Robin Swift is rescued from the streets of Canton as a boy and taken to live in England with his benefactor, Professor Lovell. Robin’s life and studies are enabled by Lovell’s wealth, and when he is of age Lovell he is admitted to Oxford University. There he discovers other young adults like himself, people brought to England from the distant reaches of the British Empire. They are there to study and eventually join the Royal Institute of Translation, known as Babel.

Kuang’s British Empire is powered by Silver, which has magical properties. When two bars of silver are engraved with a similar word in two different languages, the “matched” pair can alter reality. They power ships to sail faster, strengthen building foundations, hold bridges together, and enable British diplomatic and military power. Bilingual adults like Robin and his friends are needed as scholars. They will join Babel to study silver and mine the Empire’s wealth of languages to create more “matched” pairs of words and enable England’s colonial reaches.

This magical system allows Kuang to explore her interest in words and languages.
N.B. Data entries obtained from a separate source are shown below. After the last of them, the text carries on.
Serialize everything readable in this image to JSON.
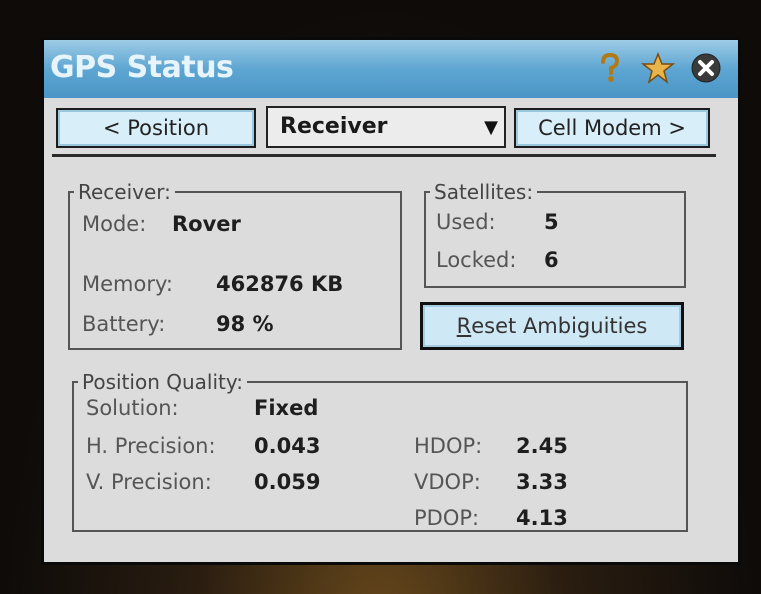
{
  "window": {
    "title": "GPS Status",
    "help_icon": "question-mark-icon",
    "pin_icon": "star-pin-icon",
    "close_icon": "close-icon"
  },
  "nav": {
    "prev_label": "< Position",
    "dropdown_value": "Receiver",
    "next_label": "Cell Modem >"
  },
  "receiver": {
    "legend": "Receiver:",
    "mode_label": "Mode:",
    "mode_value": "Rover",
    "memory_label": "Memory:",
    "memory_value": "462876 KB",
    "battery_label": "Battery:",
    "battery_value": "98 %"
  },
  "satellites": {
    "legend": "Satellites:",
    "used_label": "Used:",
    "used_value": "5",
    "locked_label": "Locked:",
    "locked_value": "6"
  },
  "reset_button": {
    "accel": "R",
    "rest": "eset Ambiguities"
  },
  "quality": {
    "legend": "Position Quality:",
    "solution_label": "Solution:",
    "solution_value": "Fixed",
    "hprec_label": "H. Precision:",
    "hprec_value": "0.043",
    "vprec_label": "V. Precision:",
    "vprec_value": "0.059",
    "hdop_label": "HDOP:",
    "hdop_value": "2.45",
    "vdop_label": "VDOP:",
    "vdop_value": "3.33",
    "pdop_label": "PDOP:",
    "pdop_value": "4.13"
  }
}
She is a scholar herself, and she pokes fun at scholarship throughout the book. She uses footnotes and asides to dig deeper into this magical system. I found this both interesting as well as a means for her to establish how real her world feels.
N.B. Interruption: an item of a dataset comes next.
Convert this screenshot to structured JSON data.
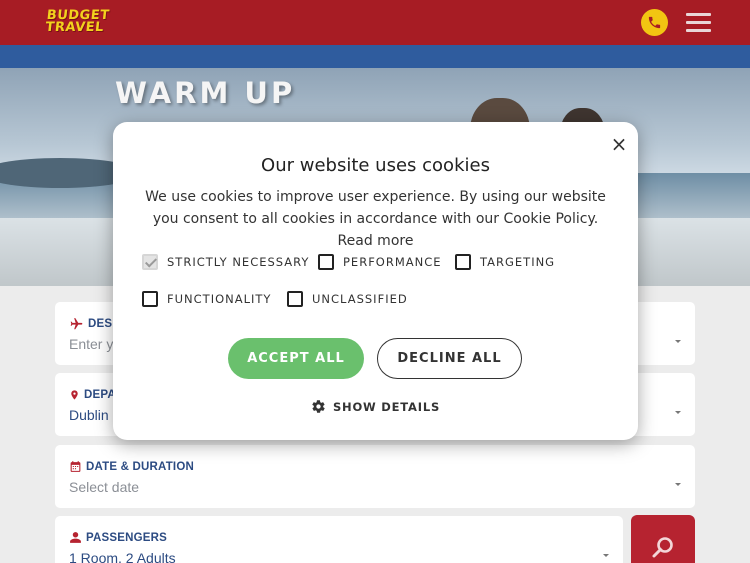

The early chapters of the novel set up Babel and the realities of colonialism as Robin and friends study and learn in the magical atmosphere of Oxford, a place they all deeply love. They also experience enough racism that they begin to question how they could ever be accepted into English society. Robin is recruited by Hermes, a mysterious and secretive society established to resist the British Empire. Over time, Robin becomes torn between two worlds—the magnificence of a luxurious life as a Babel scholar and the world of colonial resistance.
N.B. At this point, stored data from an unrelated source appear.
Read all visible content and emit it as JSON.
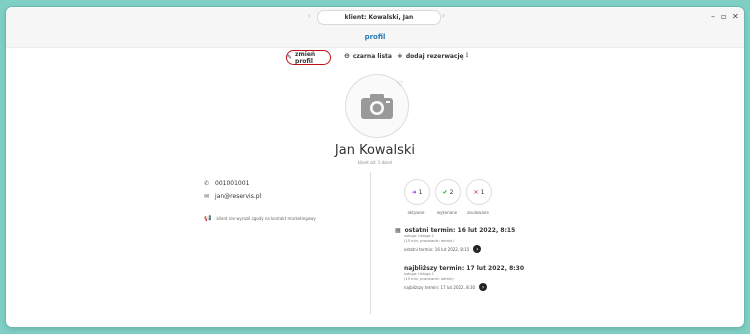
{
  "window": {
    "title": "klient: Kowalski, Jan",
    "nav_prev": "‹",
    "nav_next": "›",
    "minimize": "–",
    "maximize": "▫",
    "close": "✕"
  },
  "tab": {
    "label": "profil"
  },
  "actions": {
    "change_profile": "zmień profil",
    "blacklist": "czarna lista",
    "add_reservation": "dodaj rezerwację",
    "more": "⋮"
  },
  "profile": {
    "name": "Jan Kowalski",
    "since": "klient od: 1 dzień"
  },
  "contact": {
    "phone": "001001001",
    "email": "jan@reservis.pl",
    "marketing": "klient nie wyraził zgody na kontakt marketingowy"
  },
  "stats": [
    {
      "icon": "➜",
      "value": "1",
      "label": "aktywne",
      "color": "#8a2be2"
    },
    {
      "icon": "✔",
      "value": "2",
      "label": "wykonane",
      "color": "#2aa02a"
    },
    {
      "icon": "✕",
      "value": "1",
      "label": "anulowane",
      "color": "#d9262e"
    }
  ],
  "appointments": {
    "last": {
      "title": "ostatni termin: 16 lut 2022, 8:15",
      "line1": "usługa: Usługa 1",
      "line2": "(15 min, pracownik: admin)",
      "link": "ostatni termin: 16 lut 2022, 8:15"
    },
    "next": {
      "title": "najbliższy termin: 17 lut 2022, 8:30",
      "line1": "usługa: Usługa 1",
      "line2": "(15 min, pracownik: admin)",
      "link": "najbliższy termin: 17 lut 2022, 8:30"
    }
  }
}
Once the precipitating event happens, somewhere in the middle of the novel, the suspense ratchets up and all the immersive detail that came before informs the stakes of the novel. The second half is compulsive reading as the Robin’s life becomes more dangerous with every chapter. Robin and friends all have important decisions to make and these decisions come with dire consequences. Can the British Empire be changed from within? Or is something else required? The full title of the book lets the reader know what to expect: “Babel, or The Necessity of Violence: An Arcane History of the Oxford Translators’ Revolution.”

This is not a happy read, but it is powerful and compelling. As Kuang raises the stakes in the novel, it is clear that no one is safe. I thought of another immersive British fantasy many times: “Jonathan Strange and Mr. Norell.” Indeed, the official website touts the book as a “tonal retort” to “Jonathan Strange.”

It’s long—547 pages—and worth it. “Babel” is great book to settle into on a cold autumn day.